Customer relationship management software is important for businesses that are both small and large. Freelancers and small businesses need such a system as much as large businesses and enterprises do. Well, maybe you need it a bit more if you have millions of customers, but that said: managing your customer relationships is not only tricky and often complicated, it’s essential to running a successful business. Software makes such a complicated and time-consuming aspect of your business easier to handle and more efficient. There are many web-based CRM applications available, so let’s take a look at a few of the options available to you.
Highrise
Highrise is the popular CRM from 37signals, developers of many other popular productivity web apps. There’s no free option, and the prices are a bit marked up – you’re probably paying for the storage space more than anything. Perhaps they’re only targeting enterprise users, but for my uses I’d only want to plonk down for a plan if it had more power than the cheapest option while costing less than the $50/month option. Highrise’s main features are a shared company address book, built-in task management, contact histories and cases, which allows you to keep case notes on a contact, along with other files.
PipelineDeals
PipelineDeals delivers a sigh of relief with a monthly cost of $15 per user, and unlimited data storage is included in that price. PipelineDeals is very sales-oriented, as the name implies, focusing on tracking your sales, keeping a sales calendar, tracking your leads and organizing sales documents, so if you’re in a sales environment this may be one for you to look at. They talk about your sales pipeline a lot too. Who would’ve guessed?
Salesforce
Salesforce is perhaps the most popular CRM in the field, and prices start at $9 a month and go up higher than you can count. There’s also a pretty restricted free account called Personal Edition, which infers that it’s useless for anything business-related. Salesforce tries to integrate the process of managing customer relations with the process of funneling new leads into the system, using Google AdWords integration. While it’s popular and quite powerful (and the fact you can manage AdWords campaigns from the app is enticing), it’s another CRM that is highly focused on making sales and not so much on customer relations management.
Oracle CRM On Demand
Oracle’s CRM On Demand starts at $70 a month per user. What you get for that $70 is not incredibly clear, with a convoluted website design that makes finding decent information difficult, and copy that’s just badly written. Oracle has some built-in analytics tools and call center integration features that will make it more useful to quite large businesses.

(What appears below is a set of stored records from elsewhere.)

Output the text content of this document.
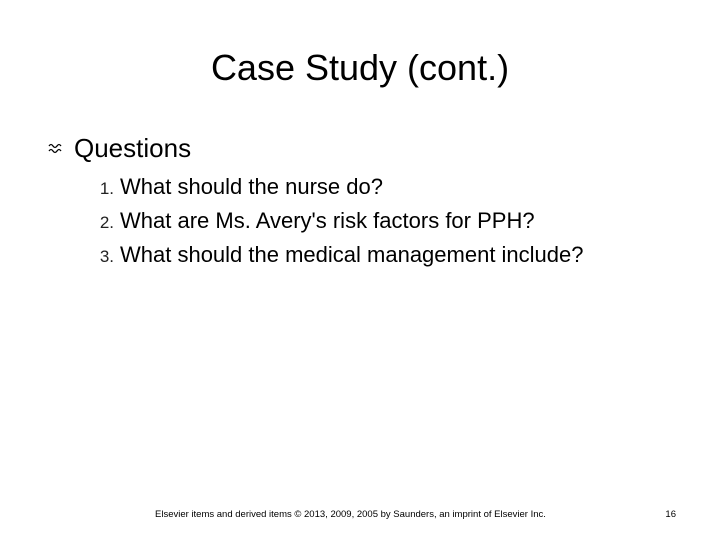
Case Study (cont.)
Questions
1. What should the nurse do?
2. What are Ms. Avery's risk factors for PPH?
3. What should the medical management include?
Elsevier items and derived items © 2013, 2009, 2005 by Saunders, an imprint of Elsevier Inc.	16
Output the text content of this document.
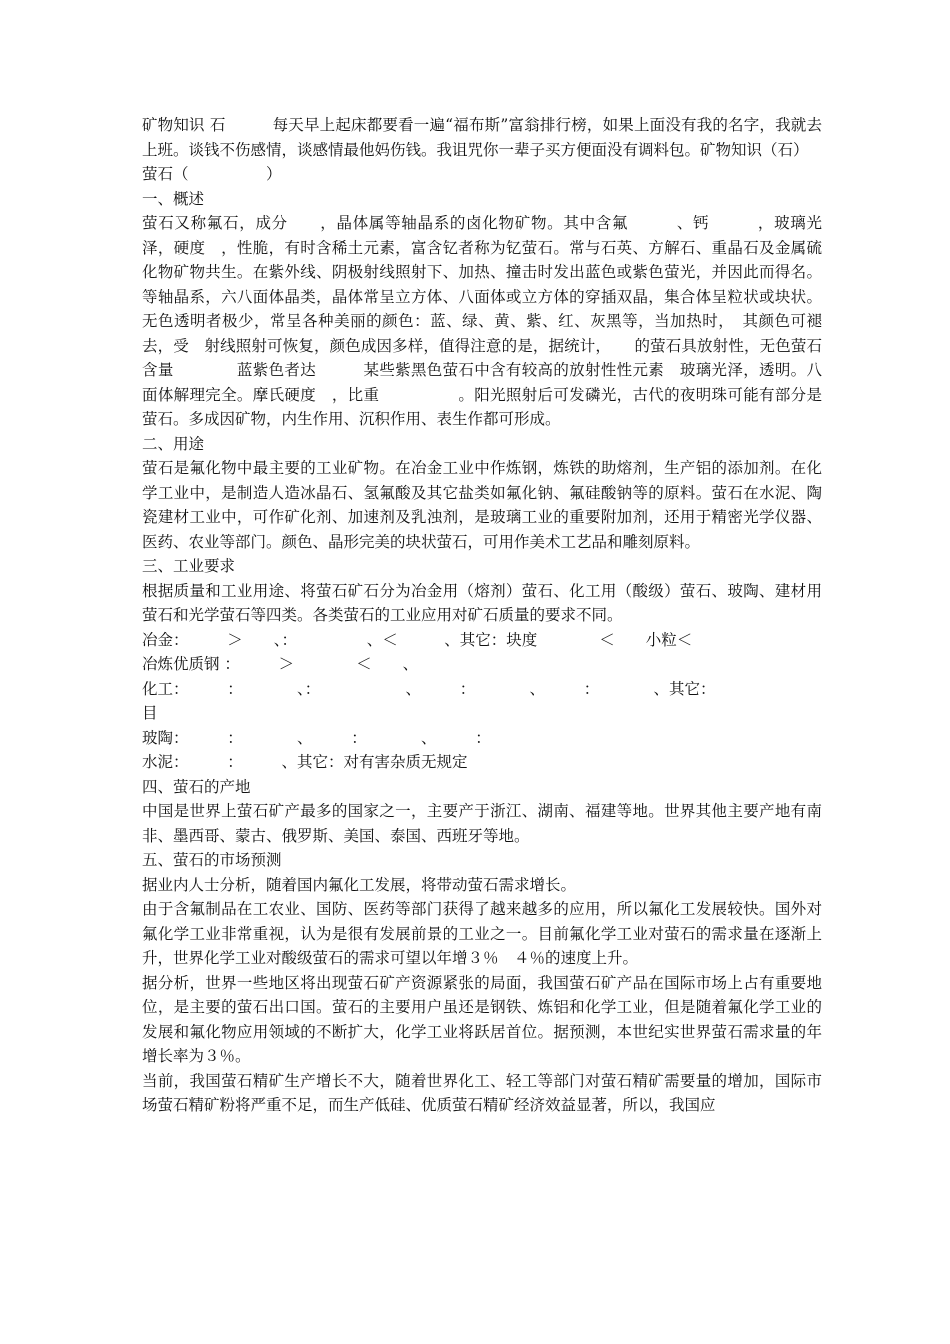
矿物知识 石　　　每天早上起床都要看一遍“福布斯”富翁排行榜，如果上面没有我的名字，我就去上班。谈钱不伤感情，谈感情最他妈伤钱。我诅咒你一辈子买方便面没有调料包。矿物知识（石）

萤石（　　　　　）

一、概述

萤石又称氟石，成分　　，晶体属等轴晶系的卤化物矿物。其中含氟　　　、钙　　　，玻璃光泽，硬度　，性脆，有时含稀土元素，富含钇者称为钇萤石。常与石英、方解石、重晶石及金属硫化物矿物共生。在紫外线、阴极射线照射下、加热、撞击时发出蓝色或紫色萤光，并因此而得名。等轴晶系，六八面体晶类，晶体常呈立方体、八面体或立方体的穿插双晶，集合体呈粒状或块状。无色透明者极少，常呈各种美丽的颜色：蓝、绿、黄、紫、红、灰黑等，当加热时，　其颜色可褪去，受　射线照射可恢复，颜色成因多样，值得注意的是，据统计，　　的萤石具放射性，无色萤石含量　　　　蓝紫色者达　　　某些紫黑色萤石中含有较高的放射性性元素　玻璃光泽，透明。八面体解理完全。摩氏硬度　，比重　　　　　。阳光照射后可发磷光，古代的夜明珠可能有部分是萤石。多成因矿物，内生作用、沉积作用、表生作都可形成。

二、用途

萤石是氟化物中最主要的工业矿物。在冶金工业中作炼钢，炼铁的助熔剂，生产铝的添加剂。在化学工业中，是制造人造冰晶石、氢氟酸及其它盐类如氟化钠、氟硅酸钠等的原料。萤石在水泥、陶瓷建材工业中，可作矿化剂、加速剂及乳浊剂，是玻璃工业的重要附加剂，还用于精密光学仪器、医药、农业等部门。颜色、晶形完美的块状萤石，可用作美术工艺品和雕刻原料。

三、工业要求

根据质量和工业用途、将萤石矿石分为冶金用（熔剂）萤石、化工用（酸级）萤石、玻陶、建材用萤石和光学萤石等四类。各类萤石的工业应用对矿石质量的要求不同。

冶金：　　　＞　　、：　　　　　、＜　　　、其它：块度　　　　＜　　小粒＜

冶炼优质钢 ：　　　＞　　　　＜　　、

化工：　　　：　　　　、：　　　　　　、　　　：　　　　、　　　：　　　　、其它：

目

玻陶：　　　：　　　　、　　　：　　　　、　　　：

水泥：　　　：　　　、其它：对有害杂质无规定

四、萤石的产地

中国是世界上萤石矿产最多的国家之一，主要产于浙江、湖南、福建等地。世界其他主要产地有南非、墨西哥、蒙古、俄罗斯、美国、泰国、西班牙等地。

五、萤石的市场预测

据业内人士分析，随着国内氟化工发展，将带动萤石需求增长。

由于含氟制品在工农业、国防、医药等部门获得了越来越多的应用，所以氟化工发展较快。国外对氟化学工业非常重视，认为是很有发展前景的工业之一。目前氟化学工业对萤石的需求量在逐渐上升，世界化学工业对酸级萤石的需求可望以年增３％　４％的速度上升。

据分析，世界一些地区将出现萤石矿产资源紧张的局面，我国萤石矿产品在国际市场上占有重要地位，是主要的萤石出口国。萤石的主要用户虽还是钢铁、炼铝和化学工业，但是随着氟化学工业的发展和氟化物应用领域的不断扩大，化学工业将跃居首位。据预测，本世纪实世界萤石需求量的年增长率为３％。

当前，我国萤石精矿生产增长不大，随着世界化工、轻工等部门对萤石精矿需要量的增加，国际市场萤石精矿粉将严重不足，而生产低硅、优质萤石精矿经济效益显著，所以，我国应
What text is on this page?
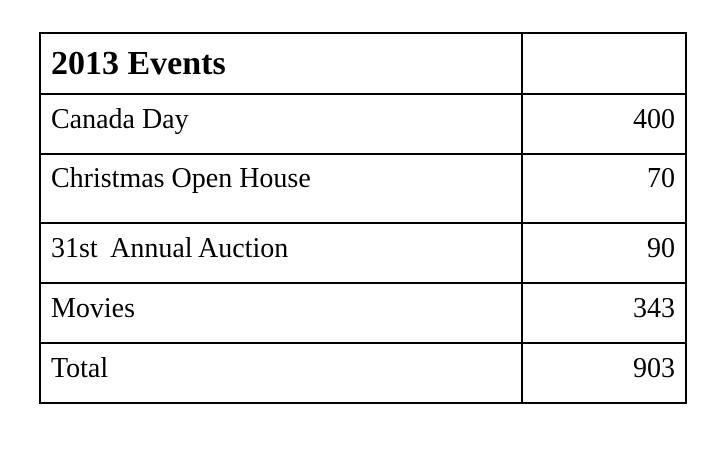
2013 Events	
Canada Day	400
Christmas Open House	70
31st  Annual Auction	90
Movies	343
Total	903
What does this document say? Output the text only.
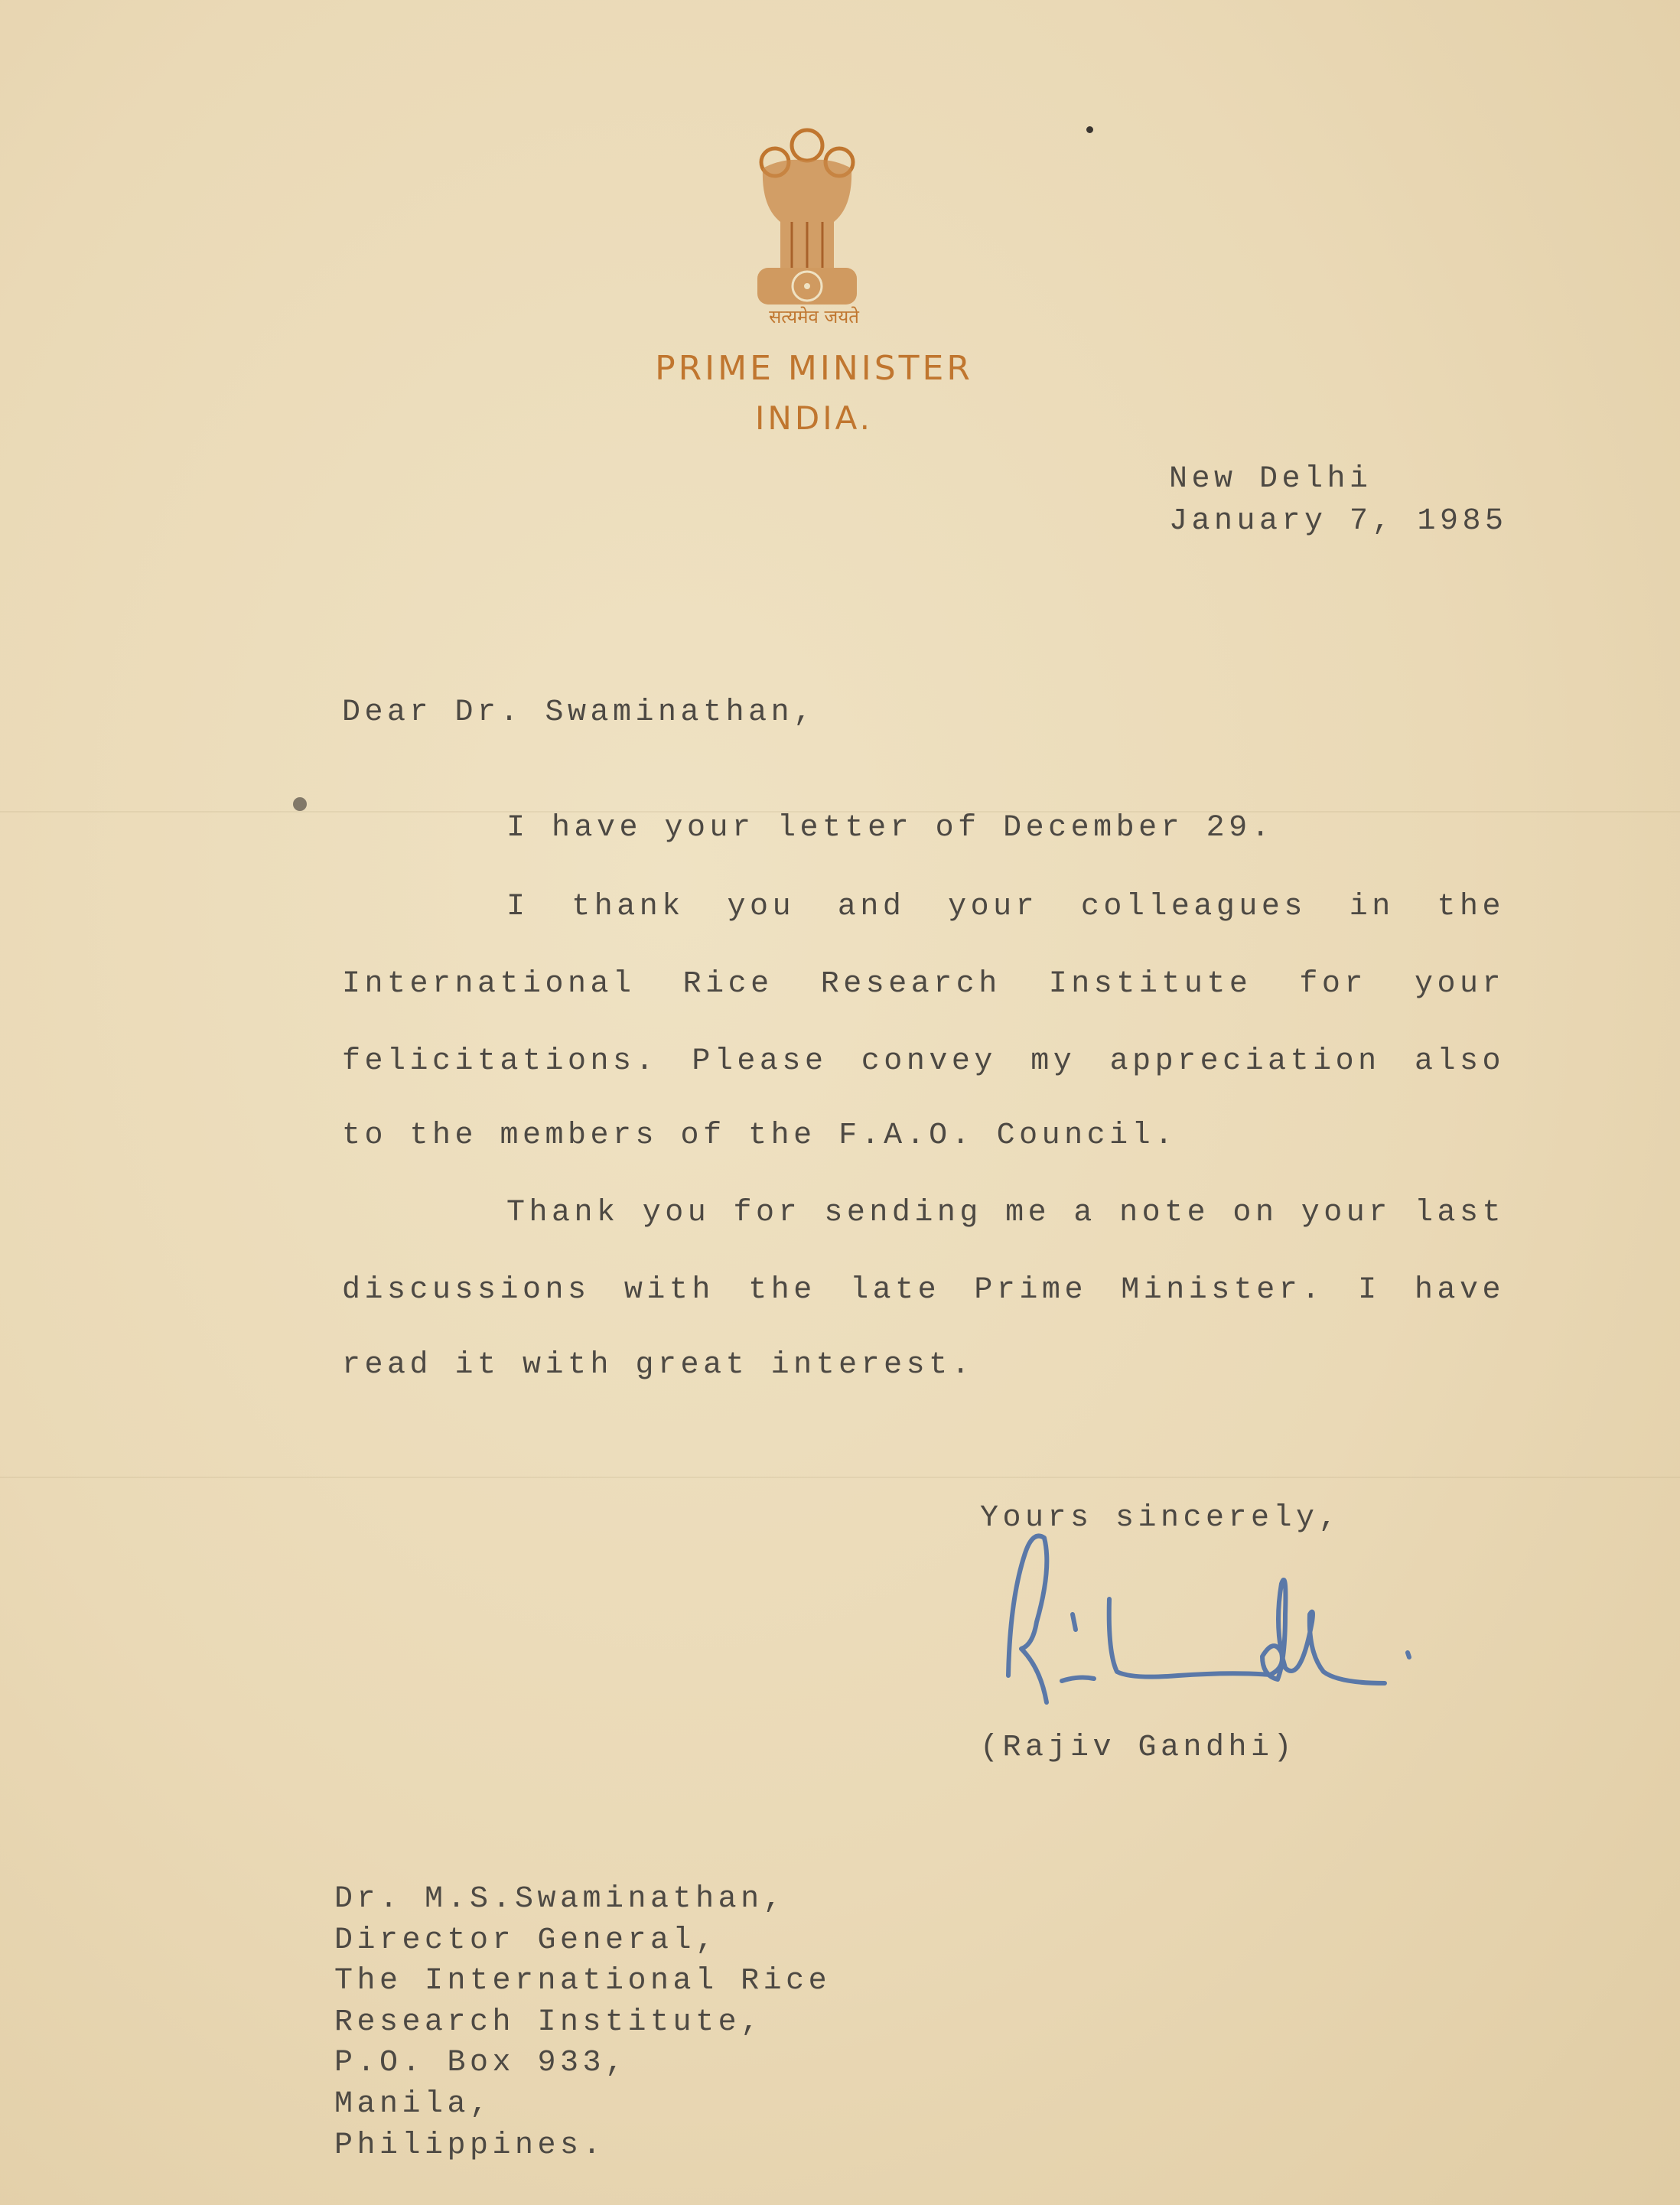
सत्यमेव जयते
PRIME MINISTER
INDIA.
New Delhi
January 7, 1985
Dear Dr. Swaminathan,
I have your letter of December 29.
I thank you and your colleagues in the
International Rice Research Institute for your
felicitations. Please convey my appreciation also
to the members of the F.A.O. Council.
Thank you for sending me a note on your last
discussions with the late Prime Minister. I have
read it with great interest.
Yours sincerely,
(Rajiv Gandhi)
Dr. M.S.Swaminathan,
Director General,
The International Rice
Research Institute,
P.O. Box 933,
Manila,
Philippines.
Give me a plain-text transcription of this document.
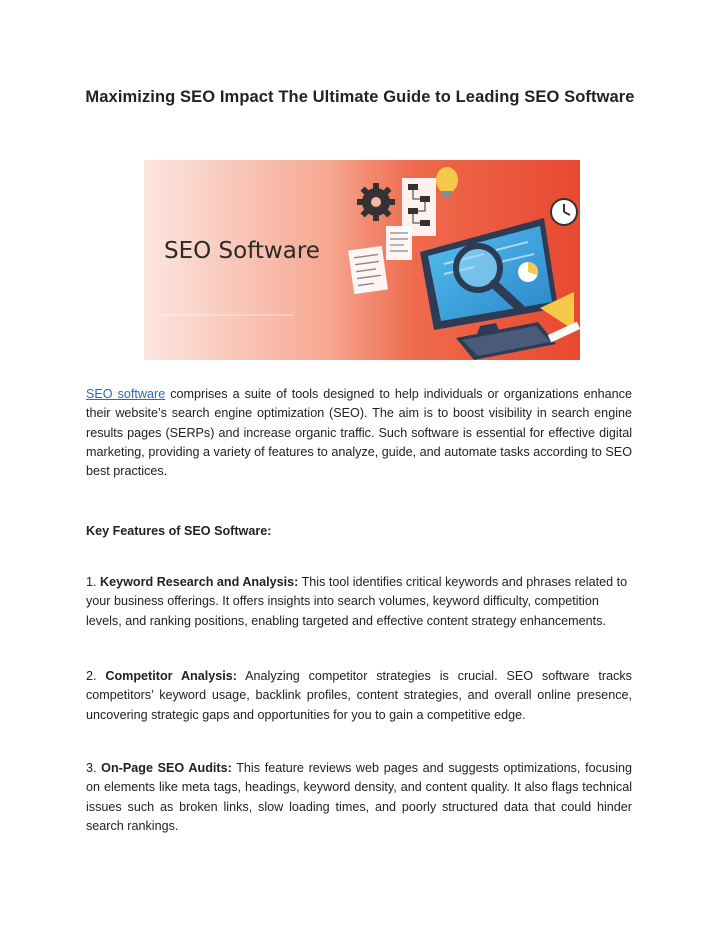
Maximizing SEO Impact The Ultimate Guide to Leading SEO Software
SEO Software

SEO software comprises a suite of tools designed to help individuals or organizations enhance their website’s search engine optimization (SEO). The aim is to boost visibility in search engine results pages (SERPs) and increase organic traffic. Such software is essential for effective digital marketing, providing a variety of features to analyze, guide, and automate tasks according to SEO best practices.

Key Features of SEO Software:

1. Keyword Research and Analysis: This tool identifies critical keywords and phrases related to your business offerings. It offers insights into search volumes, keyword difficulty, competition levels, and ranking positions, enabling targeted and effective content strategy enhancements.

2. Competitor Analysis: Analyzing competitor strategies is crucial. SEO software tracks competitors’ keyword usage, backlink profiles, content strategies, and overall online presence, uncovering strategic gaps and opportunities for you to gain a competitive edge.

3. On-Page SEO Audits: This feature reviews web pages and suggests optimizations, focusing on elements like meta tags, headings, keyword density, and content quality. It also flags technical issues such as broken links, slow loading times, and poorly structured data that could hinder search rankings.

I couldn’t find any sign of whether data storage was limited or unlimited, and the website claims that the app requires “Microsoft Windows compatibility.” What kind of a hosted CRM requires you to be on Windows? Unfortunately, when a web application’s sales pages are poorly designed, it’s a good indicator that the web app itself is just as bad.
SugarCRM
SugarCRM has an on-premise product, but we’re looking at hosted CRMs, so I’m going to look solely at their hosted option, Sugar On-Demand. The cheapest option is $40 a month and will allow you 300 users, though it requires an annual commitment. It also demands that you have five users or more, which is a fairly odd and restrictive move (as if the requirement for an annual commitment was not enough). That said, SugarCRM seems to have a better balance between sales and marketing than some of the other options that focused far too much on one or the other to be an effective CRM. Furthermore, part of customer relationship management is good customer support, and SugarCRM is one of the few hosted options that offers decent customer support features.
Zoho CRM
From a perspective of price, Zoho CRM offers one of the best deals. The first three users are free, and after that, the prices are $12 and $25 per user per month for the Professional and Enterprise Editions respectively. The free edition isn’t lacking all that much from the paid versions; it doesn’t let you send email marketing material and there’s no SSL. There are a few other disabled features, but aside from that it’s fairly intact. Zoho does a good job of balancing the marketing, sales and support triad, and includes an inventory management system that integrates with the sales process — this obviously prevents any embarassing sales of a product that is out of stock.